During a September 2017 visit, AS said she walked into Dean’s exam room alone. He gestured to his pants and asked “Can I?” Assuming he was going to perform a physical, AS said she nodded and Dean started penetrating her with his fingers and without her consent.
“I was shocked and embarrassed and didn’t know what to do so I didn’t do anything. I just froze,” AS said. “I looked at him and he was looking at the wall and that’s when I knew it wasn’t about me.”
AS said Dean made various lewd and suggestive statements to her before telling her that the painkillers she was prescribed were a privilege. She said she took it as a threat to take her prescription away if she told anyone what happened.
As a former drug addict, AS said she knew it would be difficult to find another doctor willing to prescribe her drugs and that people would be more likely to trust a doctor than her. Like ES, AS also returned to Dean on several occasions and claimed that on one occasion he made advances to her that she was able to rebuff.
AS came forward in January 2018 after reports of other women accusing Dean of sexual assault. Details of those other cases were not presented to the jury on Wednesday.
Quagliana spent more than an hour going through AS’s various statements to police in detail in an effort to get the accuser to explain why her testimony differed from previous stories. The exchange was at times combative as witness and attorney clashed over wording, timelines, and AS’s reasons for coming back to Dean.
A sticking point for Quagliana was a civil lawsuit filed by AS in 2019 that initially sought $2.5 million from Dean before being amended to seek $5 million. According to a document from a personal injury law firm, AS began filing a lawsuit in January 2018, shortly after approaching police with his story.
Quagliana asked AS why she took this legal action and if she knew a criminal conviction could strengthen her case against Dean.
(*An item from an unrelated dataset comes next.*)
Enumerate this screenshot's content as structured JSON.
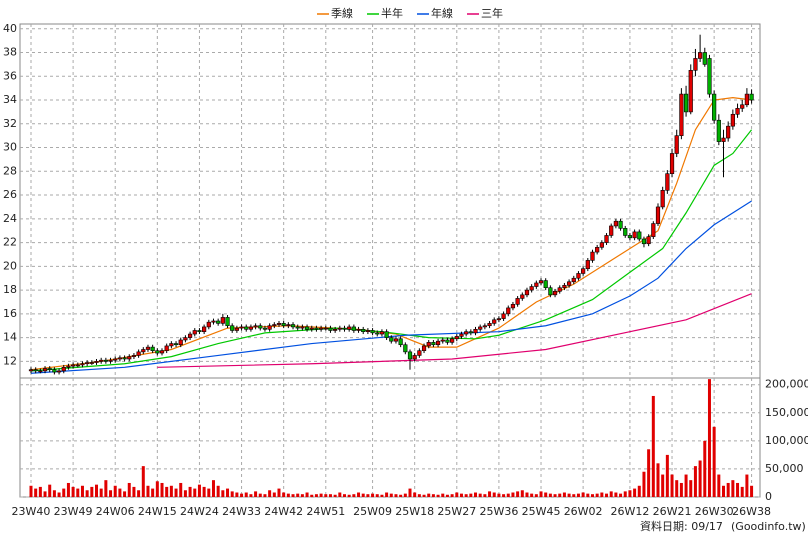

AS denied this account, but admitted that she was seeking to profit financially from her experiences with Dean, which as detailed in the lawsuit include several other instances of sexual misconduct.
“I figured if he couldn’t apologize or get his hands off my pants, the only thing he could do was give me some money,” AS said.
AS also received text messages with her son in which she promised he would “never want anything” if she won her case against Dean.
Dean’s trial is scheduled to resume at 9 a.m. Thursday and could stretch beyond its scheduled five-day schedule.